La notizia della morte del piccolo Jacopo Bacis ha cominciato a circolare già da ieri sera, tra gli amici, nel mondo dello sport. La voglia di non credere che fosse possibile ha, purtroppo, dovuto lasciare spazio alle lacrime e al dolore man mano che arrivavano le conferme di quanto accaduto. Jacopo frequentava la classe terza del Convitto Nazionale ed è proprio legato alla scuola uno dei ricordi che emerge in queste ore drammatiche. Alcuni membri di Orgoglio Amaranto lo avevano conosciuto nell'aula magna dove con i compagni di classe e le maestre aveva ricevuto il fumetto del comitato: "Alzasti la mano fiero per raccontare di chi eri figlio. Adesso che sei volato in cielo, dai la forza a tutta la tua famiglia per affrontare il doloroso presente e il futuro. Facciamo fatica a trovare altre parole per esprimerci in questo momento. Ti ricorderemo sorridente, entusiasta e felice." La notizia è corsa fino alla Bergamo provata dal coronavirus, la città di orgine di Michele Bacis. La sua stessa famiglia è stata colpita duramente dal virus. Poi a Trieste dove ha vestito la maglia della prima squadra della città, così come a Firenze. Il mondo dello sport e del calcio che il padre di Jacopo ha vissuto, si è unito nel dolore.

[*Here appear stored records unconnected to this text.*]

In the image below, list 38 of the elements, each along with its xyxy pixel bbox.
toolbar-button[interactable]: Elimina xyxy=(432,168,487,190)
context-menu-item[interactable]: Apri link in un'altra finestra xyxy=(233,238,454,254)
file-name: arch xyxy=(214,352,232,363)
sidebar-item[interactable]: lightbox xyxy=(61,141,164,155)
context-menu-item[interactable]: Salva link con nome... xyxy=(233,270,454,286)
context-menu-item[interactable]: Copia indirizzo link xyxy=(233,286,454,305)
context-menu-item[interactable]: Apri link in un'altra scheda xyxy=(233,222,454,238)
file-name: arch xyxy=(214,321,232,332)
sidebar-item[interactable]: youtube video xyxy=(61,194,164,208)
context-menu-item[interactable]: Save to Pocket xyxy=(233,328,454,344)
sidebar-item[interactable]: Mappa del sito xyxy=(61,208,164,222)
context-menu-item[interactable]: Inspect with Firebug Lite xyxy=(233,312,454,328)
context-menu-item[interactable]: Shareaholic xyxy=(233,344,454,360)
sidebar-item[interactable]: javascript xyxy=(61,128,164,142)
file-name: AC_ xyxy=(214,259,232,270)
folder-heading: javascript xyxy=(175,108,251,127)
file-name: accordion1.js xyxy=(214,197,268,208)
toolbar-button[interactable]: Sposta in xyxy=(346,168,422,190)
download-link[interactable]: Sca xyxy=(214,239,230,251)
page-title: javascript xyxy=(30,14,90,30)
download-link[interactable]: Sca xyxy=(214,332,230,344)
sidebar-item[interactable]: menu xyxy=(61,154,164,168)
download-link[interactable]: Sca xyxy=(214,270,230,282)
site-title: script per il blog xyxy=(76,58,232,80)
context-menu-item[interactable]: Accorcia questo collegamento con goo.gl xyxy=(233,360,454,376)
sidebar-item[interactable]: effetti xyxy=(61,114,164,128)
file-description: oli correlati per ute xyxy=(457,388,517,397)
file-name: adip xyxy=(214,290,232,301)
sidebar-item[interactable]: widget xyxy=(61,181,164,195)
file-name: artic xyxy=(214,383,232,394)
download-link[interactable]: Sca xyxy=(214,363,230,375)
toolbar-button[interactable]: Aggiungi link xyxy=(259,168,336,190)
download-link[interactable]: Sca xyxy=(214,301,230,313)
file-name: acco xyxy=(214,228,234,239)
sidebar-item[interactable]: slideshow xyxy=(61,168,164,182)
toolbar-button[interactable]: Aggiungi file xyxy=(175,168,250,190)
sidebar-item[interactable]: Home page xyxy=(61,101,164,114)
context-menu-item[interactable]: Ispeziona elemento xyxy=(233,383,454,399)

Jacopo e il karate, il messaggio di Enzo Bertocci

Figlio di calciatore sì, ma lui indossava il kimono per fare sport. Era un atleta dell'Accademia Karate Arezzo presieduta da Enzo Bertocci che è anche stato suo maestro e che oggi su Facebook lo ricorda con un messaggio toccante e profondo.

"Caro Jacopo,
ti ho cercato ieri sera lassù, fra una stella e l’altra. E ad un certo punto mi è sembrato di vederti: un puntino vestito di bianco, figuretta leggera e piena di energia.
Ieri parlavo di te e mi è venuto in mente Peter Pan. Forse non te l’ho mai detto. Ma ci assomigli molto. E allora ho capito. Ho capito tutto: Hai raggiunto l’isola che non c’è. Quel meraviglioso luogo dove solo i bambini possono andare e dove a noi grandi è proibito entrare. Ti immagino felice, libero, libero di volare e di correre così come non hai potuto fare in questi due mesi. Ti immagino che fai vedere agli altri bambini le tue mosse migliori. So che non farai sfigurare il Maestro Enzo e i Maestri Roberto. So anche che ci verrai a trovare, volando leggero sulle nostre anime, regalandoci ancora qualche risata e molti sorrisi perché non sei tipo da lacrime. Buon viaggio, piccolo eterno fanciullo, buon viaggio Jacopo."

Il cordoglio dell'assessore Nisini e del Comune di Arezzo

Anche il Comune di Arezzo ha voluto esprimere il proprio dolore e la vicinanza alla famiglia Bacis, per voce dell'assessore allo sport Tiziana Nisini.

“A nome mio personale e dell'intera amministrazione comunale di Arezzo, voglio far arrivare le condoglianze più sentite alla famiglia Bacis per la scomparsa del piccolo Jacopo. Di fronte a una tragedia di tale portata, non ci sono parole per esprimere lo sgomento e la tristezza che si provano. Da assessore, e anche da mamma, non posso che unirmi al dolore dei familiari di Jacopo, dei suoi amici, di tutti coloro che lo conoscevano, dei suoi istruttori di karate, dei suoi compagni di allenamento. Proprio lo sport, con i suoi valori più profondi, ci insegna che anche quando pensiamo di aver esaurito tutte le nostre risorse, abbiamo comunque un'altra riserva di energia e di coraggio da cui attingere. Spero con tutto il cuore che i genitori di Jacopo e suo fratello riescano a trovare la forza di superare questo momento terribile. A loro va tutta la mia vicinanza e il mio cordoglio”.